Leere Gasspeicher, teure Energie, wachsende Sorgen – BSW fordert eine Kurskorrektur in der Energiepolitk

Aktuelles
, 27. Januar 2026

„Die aktuellen Daten zu den deutschen Gasspeichern sind alarmierend: Mit einem Füllstand von nur noch rund 38 Prozent liegen sie deutlich unter dem langjährigen Durchschnitt. Selbst bei durchschnittlicher Witterung ist absehbar, dass die Reserven deutlich schneller schrumpfen als in früheren Jahren. Das ist ein Warnsignal – für die Energieversorgung, für die Wirtschaft und für die Menschen im Land.“, erklärt Jens Kreutzer, Schatzmeister und Mitglied im Landesvorstand des BSW in MV.

Erdgas wird in Deutschland nicht nur zum Heizen genutzt, sondern auch in erheblichem Umfang zur Stromerzeugung und zur Stabilisierung der Netze. Teure Gasimporte bedeuten deshalb automatisch auch teuren Strom. Diese Energiepreise haben in den vergangenen Jahren massiv zur Schwächung der deutschen Industrie beigetragen. Immer mehr Unternehmen äußern öffentlich ihre Sorge um Wettbewerbsfähigkeit, Investitionen und Arbeitsplätze.

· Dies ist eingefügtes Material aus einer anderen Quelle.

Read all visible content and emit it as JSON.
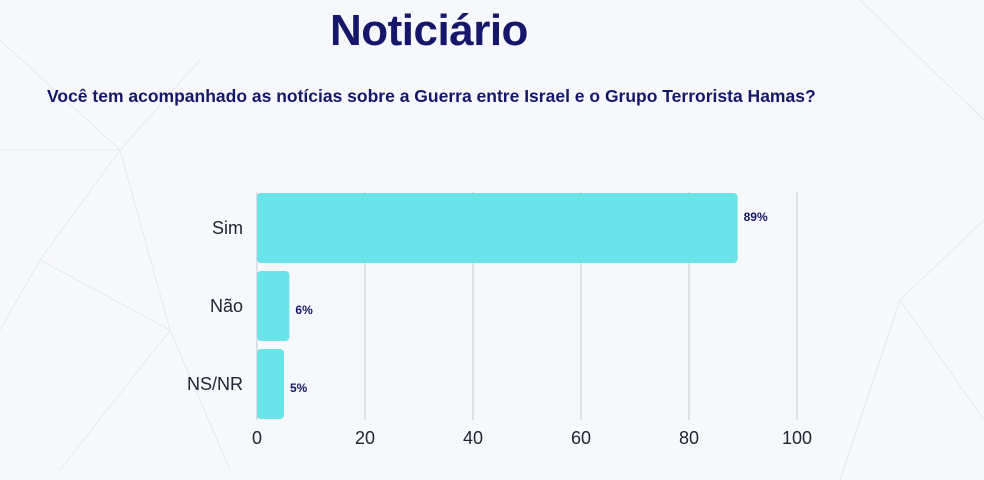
{
  "page": {
    "title": "Noticiário",
    "question": "Você tem acompanhado as notícias sobre a Guerra entre Israel e o Grupo Terrorista Hamas?"
  },
  "colors": {
    "title": "#15176a",
    "bar": "#6be4e9",
    "grid": "#c5c9d6",
    "background": "#f7f8fb"
  },
  "chart_data": {
    "type": "bar",
    "orientation": "horizontal",
    "categories": [
      "Sim",
      "Não",
      "NS/NR"
    ],
    "values": [
      89,
      6,
      5
    ],
    "value_labels": [
      "89%",
      "6%",
      "5%"
    ],
    "xlim": [
      0,
      100
    ],
    "xticks": [
      0,
      20,
      40,
      60,
      80,
      100
    ],
    "grid": true,
    "legend": "none"
  }
}
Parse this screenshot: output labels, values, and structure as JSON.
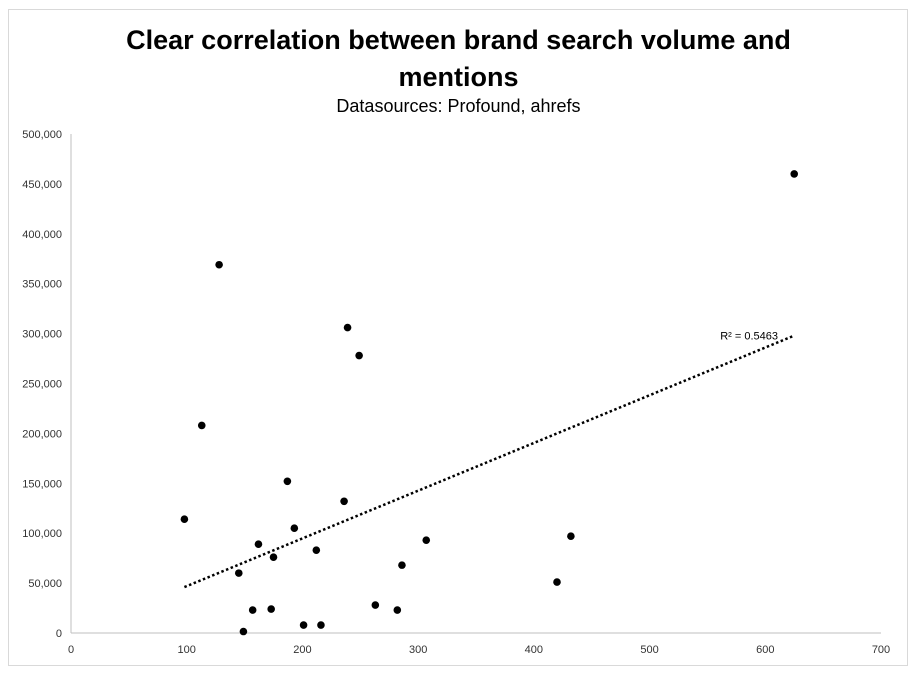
{
  "chart_data": {
    "type": "scatter",
    "title": "Clear correlation between brand search volume and\nmentions",
    "subtitle": "Datasources: Profound, ahrefs",
    "xlabel": "",
    "ylabel": "",
    "xlim": [
      0,
      700
    ],
    "ylim": [
      0,
      500000
    ],
    "x_ticks": [
      "0",
      "100",
      "200",
      "300",
      "400",
      "500",
      "600",
      "700"
    ],
    "y_ticks": [
      "0",
      "50,000",
      "100,000",
      "150,000",
      "200,000",
      "250,000",
      "300,000",
      "350,000",
      "400,000",
      "450,000",
      "500,000"
    ],
    "grid": false,
    "legend": "none",
    "marker_color": "#000000",
    "points": [
      {
        "x": 98,
        "y": 114000
      },
      {
        "x": 113,
        "y": 208000
      },
      {
        "x": 128,
        "y": 369000
      },
      {
        "x": 145,
        "y": 60000
      },
      {
        "x": 149,
        "y": 1500
      },
      {
        "x": 157,
        "y": 23000
      },
      {
        "x": 162,
        "y": 89000
      },
      {
        "x": 173,
        "y": 24000
      },
      {
        "x": 175,
        "y": 76000
      },
      {
        "x": 187,
        "y": 152000
      },
      {
        "x": 193,
        "y": 105000
      },
      {
        "x": 201,
        "y": 8000
      },
      {
        "x": 212,
        "y": 83000
      },
      {
        "x": 216,
        "y": 8000
      },
      {
        "x": 236,
        "y": 132000
      },
      {
        "x": 239,
        "y": 306000
      },
      {
        "x": 249,
        "y": 278000
      },
      {
        "x": 263,
        "y": 28000
      },
      {
        "x": 282,
        "y": 23000
      },
      {
        "x": 286,
        "y": 68000
      },
      {
        "x": 307,
        "y": 93000
      },
      {
        "x": 420,
        "y": 51000
      },
      {
        "x": 432,
        "y": 97000
      },
      {
        "x": 625,
        "y": 460000
      }
    ],
    "trendline": {
      "type": "linear",
      "style": "dotted",
      "x_start": 98,
      "y_start": 46000,
      "x_end": 625,
      "y_end": 298000,
      "label": "R² = 0.5463"
    }
  }
}
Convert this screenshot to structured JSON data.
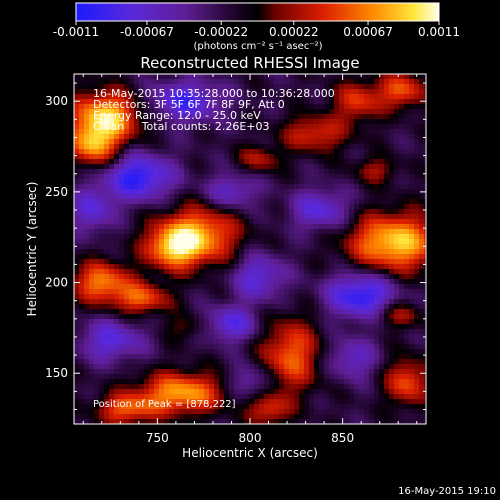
{
  "chart_data": {
    "type": "heatmap",
    "title": "Reconstructed RHESSI Image",
    "xlabel": "Heliocentric X (arcsec)",
    "ylabel": "Heliocentric Y (arcsec)",
    "xlim": [
      705,
      895
    ],
    "ylim": [
      122,
      315
    ],
    "xticks": [
      750,
      800,
      850
    ],
    "xtick_labels": [
      "750",
      "800",
      "850"
    ],
    "yticks": [
      150,
      200,
      250,
      300
    ],
    "ytick_labels": [
      "150",
      "200",
      "250",
      "300"
    ],
    "colorbar": {
      "range": [
        -0.0011,
        0.0011
      ],
      "ticks": [
        -0.0011,
        -0.00067,
        -0.00022,
        0.00022,
        0.00067,
        0.0011
      ],
      "tick_labels": [
        "-0.0011",
        "-0.00067",
        "-0.00022",
        "0.00022",
        "0.00067",
        "0.0011"
      ],
      "units_label": "(photons cm⁻² s⁻¹ asec⁻²)",
      "colors": [
        "#1a1aff",
        "#6b2fd1",
        "#5a1f8c",
        "#000000",
        "#9a0000",
        "#ff3300",
        "#ff9900",
        "#ffffe6"
      ]
    },
    "annotations": [
      "16-May-2015 10:35:28.000 to 10:36:28.000",
      "Detectors: 3F 5F 6F 7F 8F 9F, Att 0",
      "Energy Range: 12.0 - 25.0 keV",
      "Clean     Total counts: 2.26E+03"
    ],
    "peak_label": "Position of Peak = [878,222]",
    "sources": [
      {
        "x": 722,
        "y": 291,
        "value": 0.0011,
        "sx": 13,
        "sy": 10
      },
      {
        "x": 715,
        "y": 275,
        "value": 0.0008,
        "sx": 9,
        "sy": 8
      },
      {
        "x": 772,
        "y": 226,
        "value": 0.00095,
        "sx": 15,
        "sy": 11
      },
      {
        "x": 758,
        "y": 219,
        "value": 0.0008,
        "sx": 10,
        "sy": 8
      },
      {
        "x": 878,
        "y": 222,
        "value": 0.0011,
        "sx": 17,
        "sy": 11
      },
      {
        "x": 720,
        "y": 200,
        "value": 0.00085,
        "sx": 11,
        "sy": 8
      },
      {
        "x": 742,
        "y": 191,
        "value": 0.0007,
        "sx": 10,
        "sy": 6
      },
      {
        "x": 763,
        "y": 139,
        "value": 0.00095,
        "sx": 16,
        "sy": 8
      },
      {
        "x": 733,
        "y": 130,
        "value": 0.0007,
        "sx": 11,
        "sy": 6
      },
      {
        "x": 822,
        "y": 160,
        "value": 0.00075,
        "sx": 11,
        "sy": 14
      },
      {
        "x": 810,
        "y": 130,
        "value": 0.0006,
        "sx": 8,
        "sy": 6
      },
      {
        "x": 885,
        "y": 145,
        "value": 0.0007,
        "sx": 8,
        "sy": 9
      },
      {
        "x": 858,
        "y": 300,
        "value": 0.0006,
        "sx": 9,
        "sy": 8
      },
      {
        "x": 882,
        "y": 306,
        "value": 0.0007,
        "sx": 9,
        "sy": 7
      },
      {
        "x": 835,
        "y": 282,
        "value": 0.0006,
        "sx": 12,
        "sy": 7
      },
      {
        "x": 805,
        "y": 268,
        "value": 0.00045,
        "sx": 8,
        "sy": 5
      },
      {
        "x": 868,
        "y": 262,
        "value": 0.0004,
        "sx": 8,
        "sy": 5
      },
      {
        "x": 880,
        "y": 182,
        "value": 0.00045,
        "sx": 9,
        "sy": 5
      },
      {
        "x": 765,
        "y": 175,
        "value": 0.0003,
        "sx": 7,
        "sy": 5
      },
      {
        "x": 740,
        "y": 258,
        "value": -0.00085,
        "sx": 13,
        "sy": 9
      },
      {
        "x": 765,
        "y": 300,
        "value": -0.0007,
        "sx": 14,
        "sy": 8
      },
      {
        "x": 860,
        "y": 193,
        "value": -0.00085,
        "sx": 13,
        "sy": 9
      },
      {
        "x": 805,
        "y": 203,
        "value": -0.0006,
        "sx": 10,
        "sy": 9
      },
      {
        "x": 838,
        "y": 240,
        "value": -0.0006,
        "sx": 11,
        "sy": 8
      },
      {
        "x": 790,
        "y": 177,
        "value": -0.0006,
        "sx": 10,
        "sy": 7
      },
      {
        "x": 790,
        "y": 250,
        "value": -0.0005,
        "sx": 10,
        "sy": 7
      },
      {
        "x": 715,
        "y": 240,
        "value": -0.00055,
        "sx": 8,
        "sy": 9
      },
      {
        "x": 725,
        "y": 168,
        "value": -0.0006,
        "sx": 12,
        "sy": 8
      },
      {
        "x": 855,
        "y": 158,
        "value": -0.0005,
        "sx": 9,
        "sy": 8
      },
      {
        "x": 800,
        "y": 145,
        "value": -0.00045,
        "sx": 8,
        "sy": 7
      }
    ]
  },
  "timestamp": "16-May-2015 19:10"
}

Die wirtschaftliche Stagnation ist kein Zufall, sondern auch Folge einer Energiepolitik, die Versorgungssicherheit und Bezahlbarkeit aus dem Blick verloren hat. Doch nicht nur die Industrie leidet. Auch viele BüBürger fragen sich zunehmend, wie sicher und bezahlbar ihre Energieversorgung noch ist. Steigende Heizkosten, Unsicherheit über den kommenden Winter und politische Appelle zum Verzicht haben das Vertrauen erschüttert. Eine Energiepolitik, die tief in den Alltag der Menschen eingreift, darf nicht über ihre Köpfe hinweg gemacht werden. Die Bevölkerung wurde bislang nicht gefragt, welche sozialen und wirtschaftlichen Belastungen sie dauerhaft zu tragen bereit ist.

Das Bündnis Sahra Wagenknecht hat frühzeitig vor neuen einseitigen Abhängigkeiten gewarnt. Die Abkehr von russischem Pipeline-Gas hat nicht zu mehr Stabilität geführt, sondern zu einer neuen Abhängigkeit von teurem, umweltschädlichem Fracking-Gas vom Weltmarkt, insbesondere aus den USA. Diese Importe sind teurer, preisanfällig und belasten Verbraucher wie Wirtschaft gleichermaßen.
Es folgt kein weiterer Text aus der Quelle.